Soluble Expression in Escherichia Coli and Purification of Human Carboxylesterase 1

Objective： To achieve an optimized method for soluble expression of human carboxylesterase 1 （hCE-1） in escherichia coil and purification by Ni2＋-NTA agarose affinity chromatography, to get improved protein yield and purity for further development of hepatocellular carcinoma （HCC） diagnosis ELISA kits.
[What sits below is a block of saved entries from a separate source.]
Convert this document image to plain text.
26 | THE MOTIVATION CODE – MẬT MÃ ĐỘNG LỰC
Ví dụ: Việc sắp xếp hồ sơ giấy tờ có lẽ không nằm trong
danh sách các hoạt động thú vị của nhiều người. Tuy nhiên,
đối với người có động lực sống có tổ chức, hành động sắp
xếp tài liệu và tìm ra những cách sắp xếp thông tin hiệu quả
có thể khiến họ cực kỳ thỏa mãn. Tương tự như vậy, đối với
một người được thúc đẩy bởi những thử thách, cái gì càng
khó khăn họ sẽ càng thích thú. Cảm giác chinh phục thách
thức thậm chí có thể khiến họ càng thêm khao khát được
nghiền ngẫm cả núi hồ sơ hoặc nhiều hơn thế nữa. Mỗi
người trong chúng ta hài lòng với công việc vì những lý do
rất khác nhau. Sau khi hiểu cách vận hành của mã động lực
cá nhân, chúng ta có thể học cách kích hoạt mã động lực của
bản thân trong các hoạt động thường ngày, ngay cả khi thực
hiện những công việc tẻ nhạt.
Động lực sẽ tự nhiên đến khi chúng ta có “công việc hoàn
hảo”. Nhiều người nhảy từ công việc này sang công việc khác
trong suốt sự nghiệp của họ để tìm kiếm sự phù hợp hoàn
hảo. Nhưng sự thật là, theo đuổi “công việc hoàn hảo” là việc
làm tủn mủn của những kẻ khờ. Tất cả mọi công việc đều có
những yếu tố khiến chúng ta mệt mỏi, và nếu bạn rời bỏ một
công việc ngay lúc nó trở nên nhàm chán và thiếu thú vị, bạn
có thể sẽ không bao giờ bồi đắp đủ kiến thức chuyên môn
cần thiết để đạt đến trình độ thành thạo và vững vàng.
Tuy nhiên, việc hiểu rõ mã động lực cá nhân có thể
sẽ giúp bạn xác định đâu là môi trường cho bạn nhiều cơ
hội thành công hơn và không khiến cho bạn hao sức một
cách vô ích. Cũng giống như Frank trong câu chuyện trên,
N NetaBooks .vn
Methods： The best antigen epitopes of hCE1 were predicted by comparing secondary structure, flexible regions, hydrophilicity, antigenic index surface probability of residues. Afterwards, pET-42a （＋） with a His-tag and a GST-tag was applied to form recombinant plasmid pET-42a （＋）/hCE1, which facilitated purification when using Ni2＋-NTA agarose affinity chromatography. Protein quality was measured by SDS-PAGE and BCA protein assay. Western-blot identification was also performed to ensure the correct expression of hCE1 protein. Results： The residues from 500 to 567 near C-terminal of hCE1 protein were considered the best epitopes which exhibited high hydrophilicity and high surface probability and relatively flexible secondary structure and low homology compared with hCE2 and hCE3. His-hCE1 500-567 fusion protein was achieved by IPTG-inducted expression with an expected mass of 42 kDa. After purification, the final product was specially identified, which reached over 95%purity and more than 10 mg/L of microbial culture. In Western blot, the purified fusion protein was recognized by anti-hCE1 monoclonal antibody, along with previous sequencing validation, which demonstrated the correct preparation of soluble hCE1 protein. Conclusion： This is an efficacious and affordable strategy to generate fusion hCE1 of high quality in E coli, which facilitates preparation of hCE1 monoclonal antibody and further HCC diagnosis research.